My first major issue is with the idea that the traditional paradigm is in any way traditional, and not an approach to Christianity that started to gain its force within the last two hundred years; similarly, the emerging paradigm is hardly new—look at the authors of Essays and Reviews, the higher criticism, or, I don’t know, say, St. Augustine’s four-fold levels of exegesis (literal, tropological, allegorical, and anagogical)?

Borg doesn’t even contrast the two views especially well: the book is a defence of the emerging paradigm, and snide asides and attacks on the traditional method without ever acknowledging limitations in the emerging paradigm concern me: while I’m pretty much right there agreeing with him, I reject the idea that other approaches to faith have nothing to offer the growth of my own faith.

What he does, in the end, is to offer an explication for his own personal faith, and supports and defends most of his own positions relatively well—certainly well enough for an introductory text, if these ideas are new to a discussion/class-group.

My other major issue is with the writing; it feels sloppy throughout. There are a number of issues that better copy-reading and editing should have addressed, but most of my issues are with the never-ending stream of colloquialisms and just plain wacky constructions. While I understand the desire to write a readable and readily-accessible text that sounds much like conversation, such a text can be achieved without these distressing features.

So.

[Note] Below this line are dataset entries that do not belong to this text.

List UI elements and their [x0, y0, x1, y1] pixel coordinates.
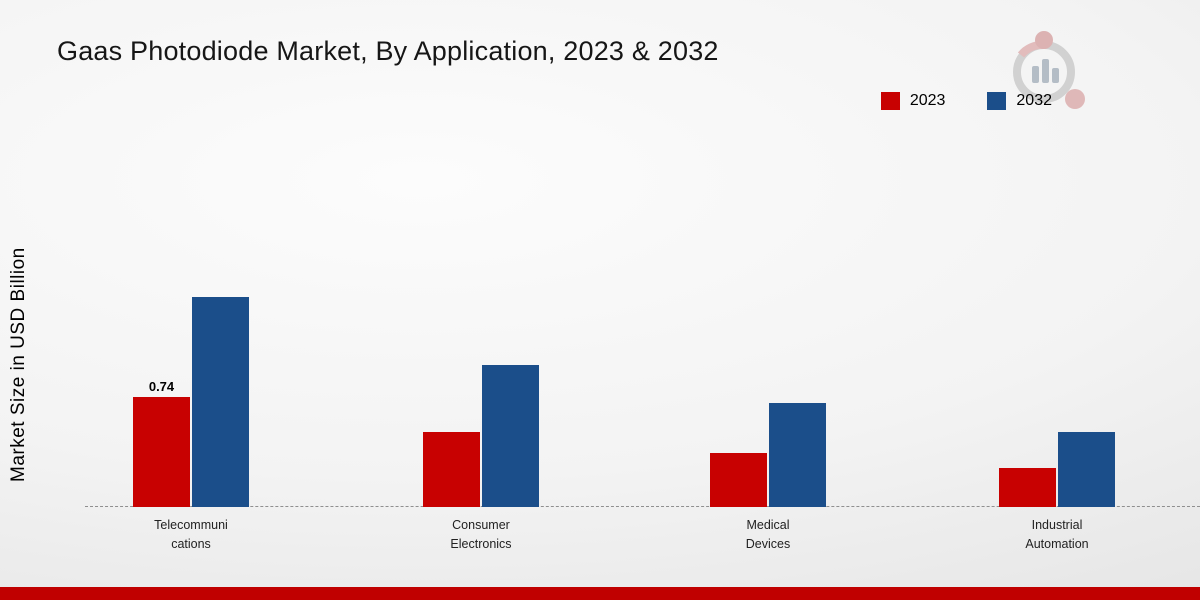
category-label: Industrial Automation [1025, 518, 1089, 552]
bar-2023 [999, 468, 1056, 507]
bar-2023 [423, 432, 480, 507]
bar-2023 [710, 453, 767, 507]
bar-group: Consumer Electronics [423, 365, 539, 551]
chart-title: Gaas Photodiode Market, By Application, … [57, 36, 719, 66]
bar-2032 [482, 365, 539, 507]
legend-swatch [880, 92, 900, 110]
legend-label: 2032 [1016, 92, 1052, 109]
category-label: Consumer Electronics [450, 518, 512, 552]
bar-2032 [192, 297, 249, 507]
x-axis-baseline [85, 506, 1200, 507]
plot-area: 0.74 Telecommuni cations Consumer Electron… [85, 297, 1200, 551]
legend-item-2032: 2032 [987, 92, 1052, 110]
bar-2032 [769, 403, 826, 507]
brand-logo-icon [1013, 31, 1085, 109]
data-label: 0.74 [148, 379, 175, 394]
footer-stripe [0, 587, 1200, 600]
bar-2023: 0.74 [133, 379, 190, 507]
bar-group: 0.74 Telecommuni cations [133, 297, 249, 551]
category-label: Telecommuni cations [154, 518, 228, 552]
brand-logo [996, 28, 1088, 114]
legend-label: 2023 [909, 92, 946, 109]
legend-item-2023: 2023 [880, 92, 946, 110]
bar-group: Industrial Automation [999, 432, 1115, 551]
legend: 2023 2032 [880, 92, 1052, 110]
bar-2032 [1058, 432, 1115, 507]
legend-swatch [987, 92, 1007, 110]
category-label: Medical Devices [745, 518, 791, 552]
bar-group: Medical Devices [710, 403, 826, 551]
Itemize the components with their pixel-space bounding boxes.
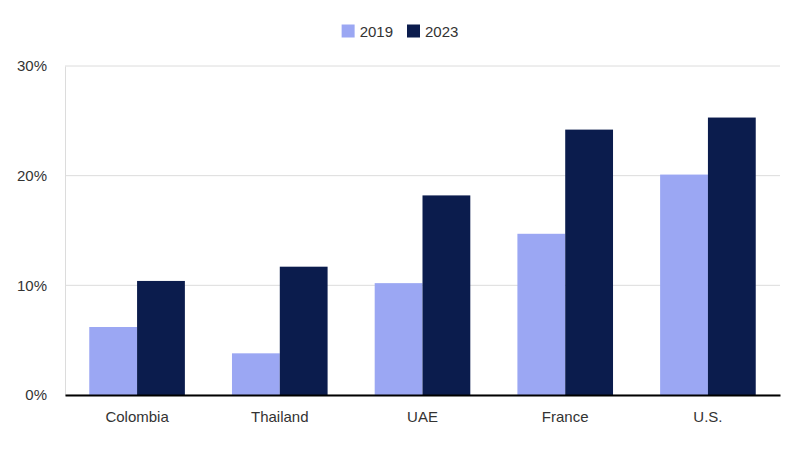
series-bars	[89, 175, 708, 395]
bar	[517, 234, 565, 395]
bar	[375, 283, 423, 395]
x-tick: Colombia	[105, 395, 169, 425]
y-tick-label: 30%	[17, 57, 47, 74]
y-axis-line	[65, 67, 66, 396]
x-tick-label: U.S.	[693, 408, 722, 425]
x-tick: UAE	[407, 395, 438, 425]
y-tick-label: 10%	[17, 277, 47, 294]
grid	[65, 66, 780, 395]
bars	[89, 118, 755, 395]
legend-swatch	[407, 25, 420, 38]
y-tick-label: 0%	[25, 386, 47, 403]
bar	[565, 130, 613, 395]
legend-item: 2019	[342, 23, 393, 40]
legend-swatch	[342, 25, 355, 38]
bar	[660, 175, 708, 395]
x-axis: Colombia Thailand UAE France U.S.	[66, 395, 781, 425]
y-tick: 20%	[17, 167, 65, 184]
bar	[708, 118, 756, 395]
x-tick-label: Colombia	[105, 408, 169, 425]
bar	[423, 195, 471, 395]
x-tick-label: Thailand	[251, 408, 309, 425]
grid-line	[65, 66, 780, 67]
legend: 2019 2023	[342, 23, 459, 40]
bar	[280, 267, 328, 395]
x-tick: Thailand	[251, 395, 309, 425]
x-axis-line	[66, 395, 781, 397]
legend-item: 2023	[407, 23, 458, 40]
x-tick-label: France	[542, 408, 589, 425]
chart: 0% 10% 20% 30% Colombia Thailand UAE France U.S.…	[0, 0, 800, 450]
series-bars	[137, 118, 756, 395]
y-tick: 30%	[17, 57, 65, 74]
y-tick: 0%	[25, 386, 65, 403]
bar	[137, 281, 185, 395]
x-tick: France	[542, 395, 589, 425]
legend-label: 2023	[425, 23, 458, 40]
bar	[232, 353, 280, 395]
y-tick-label: 20%	[17, 167, 47, 184]
y-tick: 10%	[17, 277, 65, 294]
x-tick-label: UAE	[407, 408, 438, 425]
y-axis: 0% 10% 20% 30%	[17, 57, 66, 403]
legend-label: 2019	[360, 23, 393, 40]
x-tick: U.S.	[693, 395, 722, 425]
grid-line	[65, 395, 780, 396]
bar	[89, 327, 137, 395]
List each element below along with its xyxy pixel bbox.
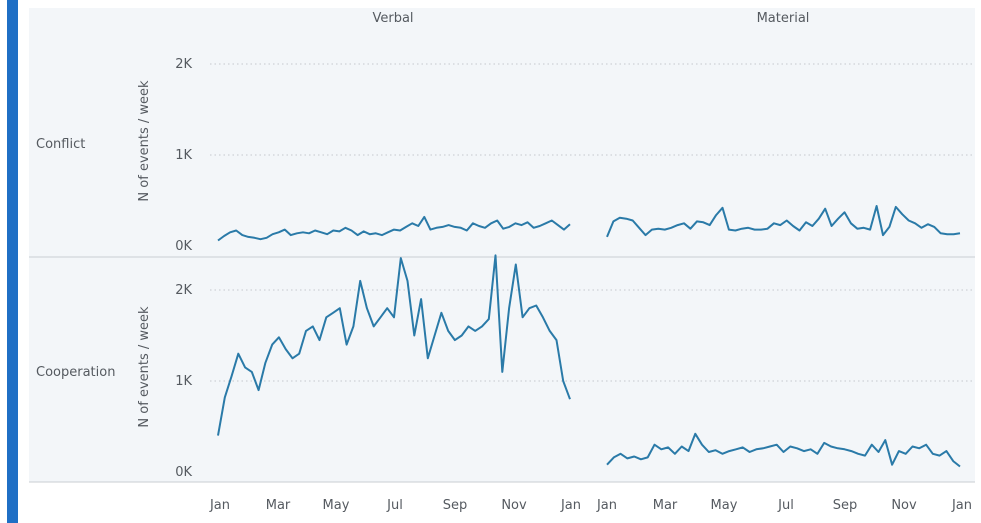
- series-line-cooperation-material: [606, 432, 961, 468]
- y-tick-label: 2K: [175, 283, 192, 298]
- x-tick-label: Mar: [266, 498, 291, 513]
- x-tick-label: Jan: [596, 498, 617, 513]
- series-line-conflict-verbal: [217, 215, 571, 242]
- series-line-conflict-material: [606, 205, 961, 238]
- x-tick-label: Jan: [560, 498, 581, 513]
- column-label-verbal: Verbal: [372, 11, 413, 26]
- y-tick-label: 0K: [175, 239, 192, 254]
- accent-bar: [7, 0, 18, 523]
- y-tick-label: 1K: [175, 374, 192, 389]
- x-tick-label: Nov: [891, 498, 917, 513]
- x-tick-label: Jan: [209, 498, 230, 513]
- y-axis-label: N of events / week: [137, 80, 152, 202]
- y-tick-label: 1K: [175, 148, 192, 163]
- y-axis-label: N of events / week: [137, 306, 152, 428]
- x-tick-label: May: [323, 498, 350, 513]
- x-tick-label: Sep: [443, 498, 468, 513]
- plot-area: [29, 8, 975, 482]
- x-tick-label: Sep: [833, 498, 858, 513]
- row-label-conflict: Conflict: [36, 137, 85, 152]
- x-tick-label: Mar: [653, 498, 678, 513]
- y-tick-label: 2K: [175, 57, 192, 72]
- x-tick-label: Jul: [386, 498, 403, 513]
- x-tick-label: Nov: [501, 498, 527, 513]
- series-line-cooperation-verbal: [217, 254, 571, 436]
- x-tick-label: Jul: [777, 498, 794, 513]
- column-label-material: Material: [757, 11, 810, 26]
- y-tick-label: 0K: [175, 465, 192, 480]
- row-label-cooperation: Cooperation: [36, 365, 115, 380]
- x-tick-label: May: [711, 498, 738, 513]
- x-tick-label: Jan: [951, 498, 972, 513]
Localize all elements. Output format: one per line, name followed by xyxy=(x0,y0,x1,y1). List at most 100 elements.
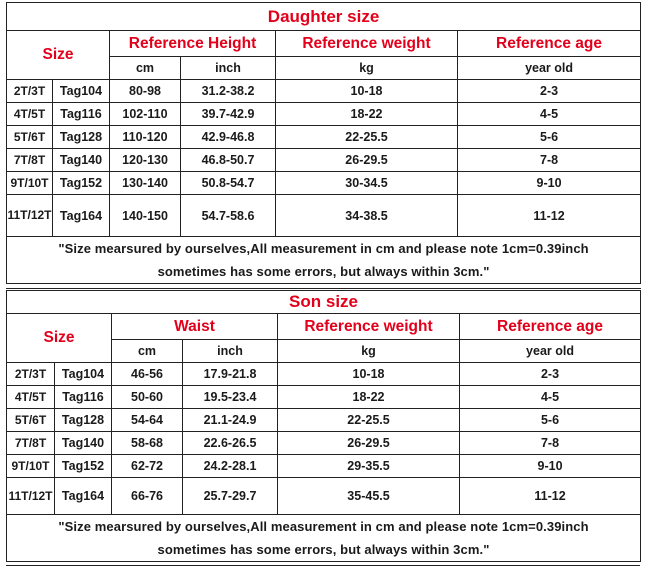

Having written far more for this entry than I meant to, my summary? Read three books by Northrop Frye, and you’ll be in far, far better shape (and know far, far more than Borg will teach you): The Great Code, Words with Power, and The Double Vision. If you’re looking for a book to teach from, they’d still be better, but this is decent for a church setting.

Monday, August 02, 2004

Evelyn Waugh, The Loved One.

I've been a fan of Waugh's since fourth-year. I was supposed to be working on my thesis, so I read Brideshead Revisited. And then Decline and Fall. Vile Bodies, A Handfull of Dust, Sword of Honour... I've now finished most of them, and while I've owned a second-hand copy of The Loved One for a while now, I'd not gotten around to it.

Like all of Waugh, it's a bleak and viciously funny book. Dennis Barlow, a young English poet, has been fired by a studio, and is working at a pet cemetary and living with his uncle. The uncle dies, and Dennis goes to "Whispering Glades" to arrange the funeral. Astonished by the place (as was Waugh; his fascination with Forest Lawn was the inspiration for this novella), he falls in love with it even as he falls for Amy Thanatogenos, an assistant there who helps him. He woos her, and wackiness ensues.

It's a short, quick read, and I'm still amazed that I hadn't read it to this point. While a rather affected book, it's fun, and its savage satire is well-worth reading.